“Hiduplah di dunia sebagaimana seorang musafir” (Hadist Bukhari)
Dari kunjungan ke mesjid di kota tempat tinggal kami kemarin, keluarga pelancong membawa oleh-oleh sebuah booklet hadist. Ketika membuka-buka halamannya, mata Emak langsung menangkap hadist diatas. Uraian hadist ini sungguh mengesankan. Sehingga ingin sekali menerjemahkannya.
Semua hal di dunia ini mengalami siklus, perkembangan, serta perubahan. Hampir tak ada yang kekal. Musim selalu berganti. Kadang bunga-bunga bermekaran di pepohonan, lalu semuanya layu, mengering, gugur. Menyebabkan pepohonan tak lagi terlihat indah, hingga datang kembali musim semi.

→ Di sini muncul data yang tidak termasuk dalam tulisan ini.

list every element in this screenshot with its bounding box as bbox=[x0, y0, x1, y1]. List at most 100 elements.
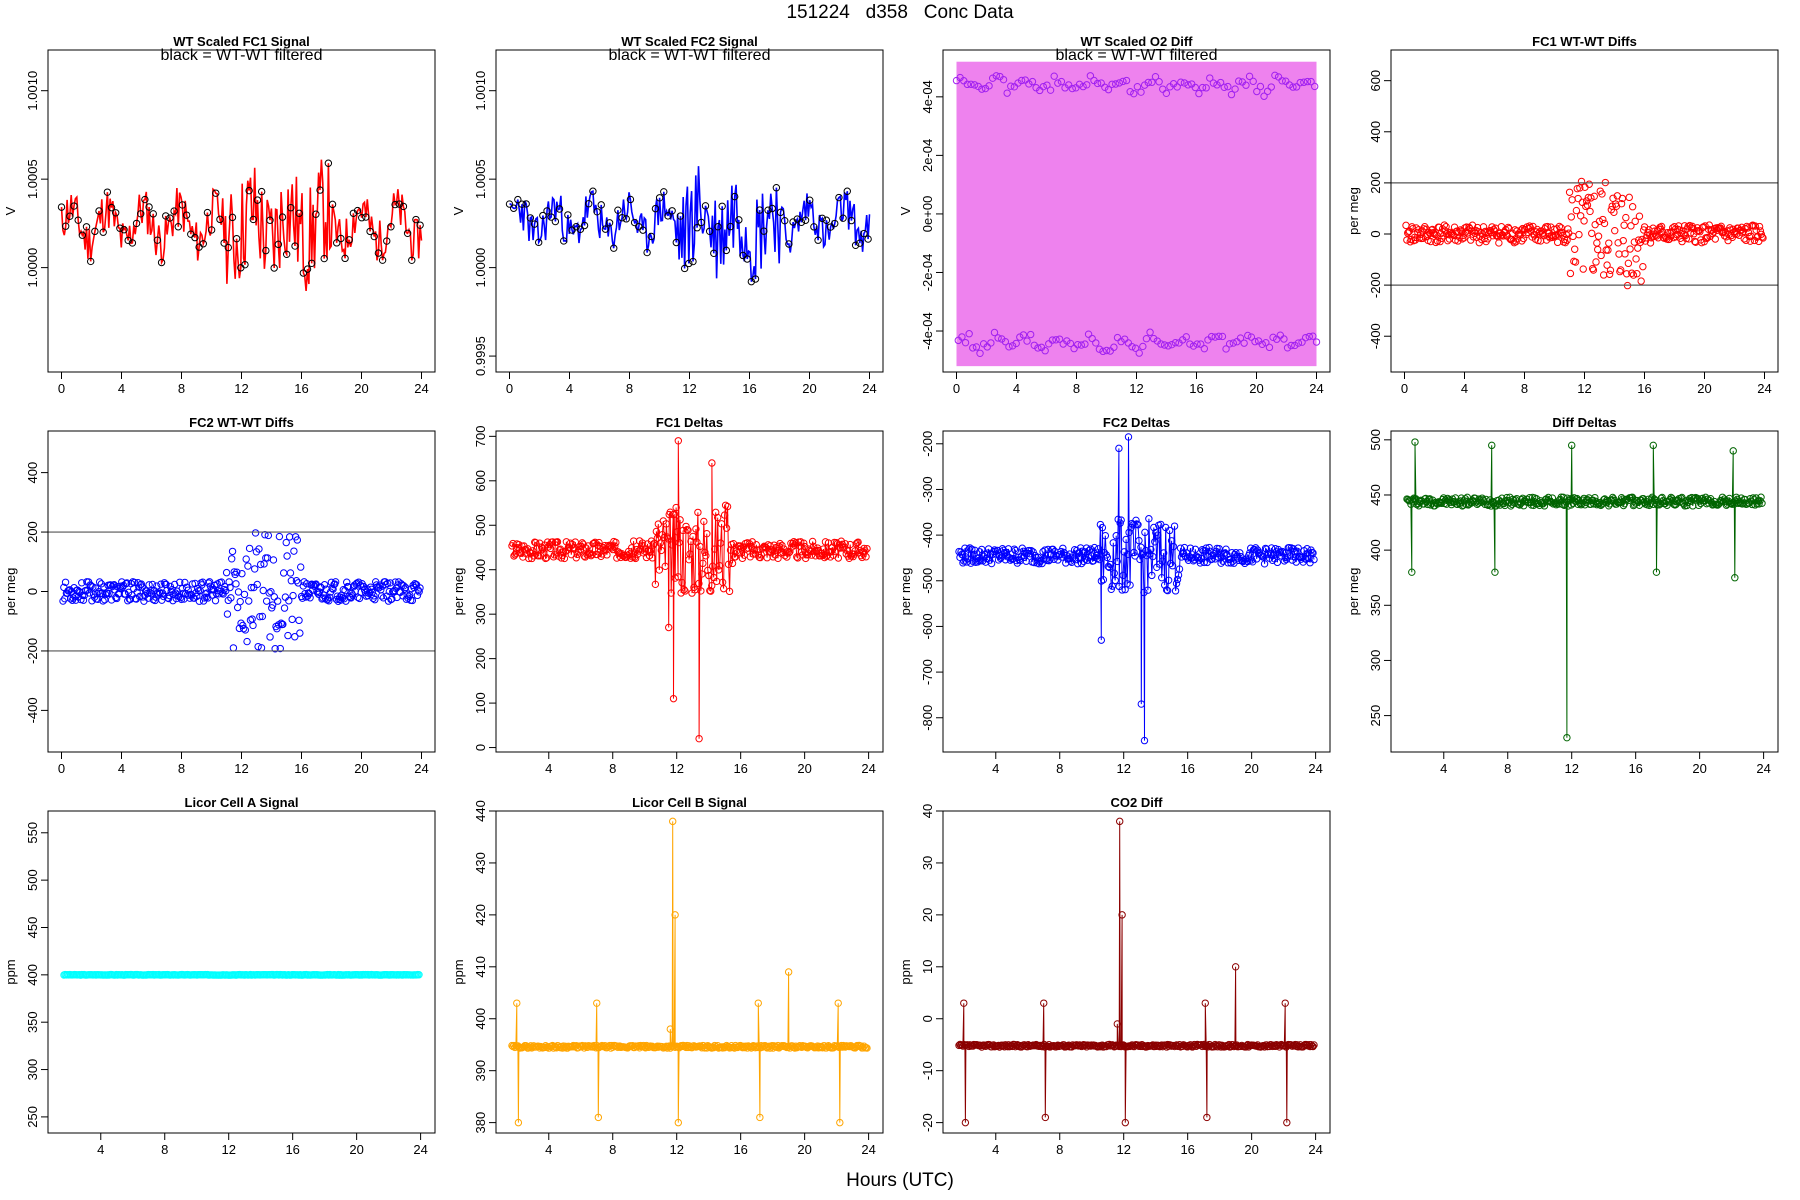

Semua di alam ini mengalami perubahan tersebut. Juga manusia tak luput dari proses perubahan. Terlahir sebagai bayi yang tak bisa apa-apa, berkembang dari hari ke hari. Lalu ia kan menjadi dewasa dan mengalami masa “mekar bagai bunga”, mandiri, sehingga menjadi manusia yang membutuhkan pertolonganlagi di usia lanjut. Hidup ini jauh lebih pendek dari bayangan manusia. Jika manusia dewasa berpikir kembali, maka akan terasa singkatnya hidup ini. Sama seperti ketika kita berüikir di sore hari, apa saja yang kita kerjakan di pagi dan siang harinya, rasanya waktu bergerak dengan sangat cepat.
Dan sebagaimana musim semi datang setelah musim dingin, maka demikian pulalah kematian akan diikuti oleh kehidupan setelahnya. Bahwa masa kini adalah tempat dimana kita mempersiapkan diri untuk kehidupan setelahnya. Satu-satunya kesempatan yang kita punya, bahkan. Makanya, sangat penting untuk tidak terlalu menyibukkan diri dengan urusan duniawi, sebab Allah hanya mempercayakan waktu kini untuk dimanfaatkan sebaik-baiknya.
Ungkapan “hidup bagai musafir” juga sangat mengena disini. Sebab seorang musafir tahu, bahwa akan datang waktunya, dia harus berhenti berkelana, untuk pergi, untuk meninggalkan semuanya.
Semoga keluarga pelancong selalu mengingat pelajaran ini. Insyaallah.